Mark lynas’ book ‘The God Species’ is one of a number of recent books that offer planet-scale strategies for a sustainable future. See Stern’s ‘Blueprint for a Safer Planet’ for a good example. Lynas’ book is a welcome addition to the canon, not because I agree with it all, but because it is sure to spark debate about these strategies and debate is much needed.
I enjoyed the strategic reach of the book; he doesn’t get into much detail on any strategy but concentrates on setting out the problems and highlights some solutions. He doesn’t suggest that he has all the answers, but instead says that identifying the problem and agreeing to solve it is the first major step that we need to take.
The book looks at the large scale impact of human activity and suggests that there are planetary boundaries that we should not cross. The concept of ‘Planetary Boundaries’ was developed here and posits that there are nine limits or boundaries that we must stay within if we are to maintain the biosphere as it is, and guarantee a safe future for mankind. Some of these, such as the maximum amount of CO2 in the atmosphere (350ppm) are familiar. Some others, such as the amount of nitrogen in the planetary system, are not widely debated or understood.
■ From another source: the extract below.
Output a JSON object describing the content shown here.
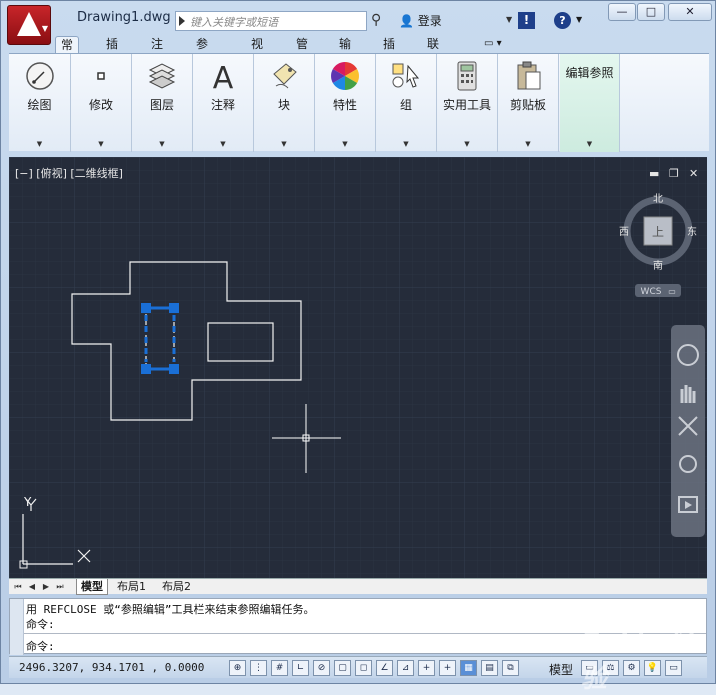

There is a table of the boundaries and our current position in relation to them here
Lynas argues persuasively that because human impacts are already global and cannot be undone, we should accept responsibility for them and act to actively manage them. This gives rise to the title, and suggests, unhelpfully in my opinion, that we should stop acting like people and act like gods instead. (I disagree here, we need to be more humble as a species, not more arrogant)
Lynas is critical of some members of the environmental movement, saying that they focus too much on Utopian ideals and not enough on practical solutions. He is prepared to sacrifice some of the sacred cows of environmentalism, such as opposition to nuclear power, limiting growth, the use of Genetically Modified Organisms and reducing consumption, and suggests that the way to environmental success is to direct activity towards management of these activities through technical ingenuity rather than confronting them head-on.
He argues persuasively for fast breeder reactors and thorium fuels, even for Genetically Modified Organisms, but I was unconvinced by his argument that ‘...our job as modern, knowledgeable humans is to use all the tools at our disposal to avoid trespassing over these boundaries-at the same time as we must seek to allow the growth in human prosperity and numbers to continue for the foreseeable future‘
It seems contradictory to me that we would decide to behave like gods to manage our food supply, energy supply and our land but decide to step back from population, behaviour and growth. He even contradicts himself by suggesting that we need to change our lifestyles in terms of the amount of water that we use, and that this should be privatized and metered to restrict supply. I agree that behavior and aspirations are among the more difficult issues to tackle, but what are ‘gods’ for if not to tackle the difficult issues?
Underlying the concept of the book is the optimistic belief that we humans are capable of understanding Nature, redesigning our impacts to manage away the damage that we have done and continue to do, and to develop our role as benign managers of Nature. This is an appealing prospect, but there is little evidence presented of our ability to do so. Lynas uses the example of our success in dealing with ozone production as evidence of our ability to act as planetary managers. This is dubious; the production of a relatively small amount of a relatively small number of pollutants by a relatively small number of companies was fairly easy to change and doesn’t really tell us anything about dealing with other planet-scale problems. What the ozone layer problem does teach us is that even small amounts of tinkering with the biosphere can have unexpected and potentially disastrous consequences, it was more luck than design that we managed to find this problem and solve it before it became a serious problem.
Lynas then goes on to suggest that further tinkering with the biosphere may be necessary to avoid climate change impacts, as though science has passed some technical boundary and the impact of such tinkering can now be quantified and anticipated in virtual laboratories. This seems like hubris to me, and postulates a level of comptence for our species that we are not able to match. I don’t deny that we may be able to at some time in our future, but that future seems distant to me. There are small pockets of the world where we have managed our impacts by creating reservations for protected areas and species. But the level of management in these reservations is extremely crude and doesn’t always work, and we cannot turn the planet into one giant reserve. Lynas makes an ambitious claim on behalf of humanity, that we are capable of managing our future, but cannot back it up.
I welcome this book, its scope is ambitious, and the questions he asks are some of the most important questions for our species. What are the safe limits to our impacts on this planet, and what must we do to manage our impacts to stay within those limits? Lynas cannot answer them all, no-one can. But he should be congratulated for asking them, and in popularising the concept of Planetary Boundaries he does us all a valuable service.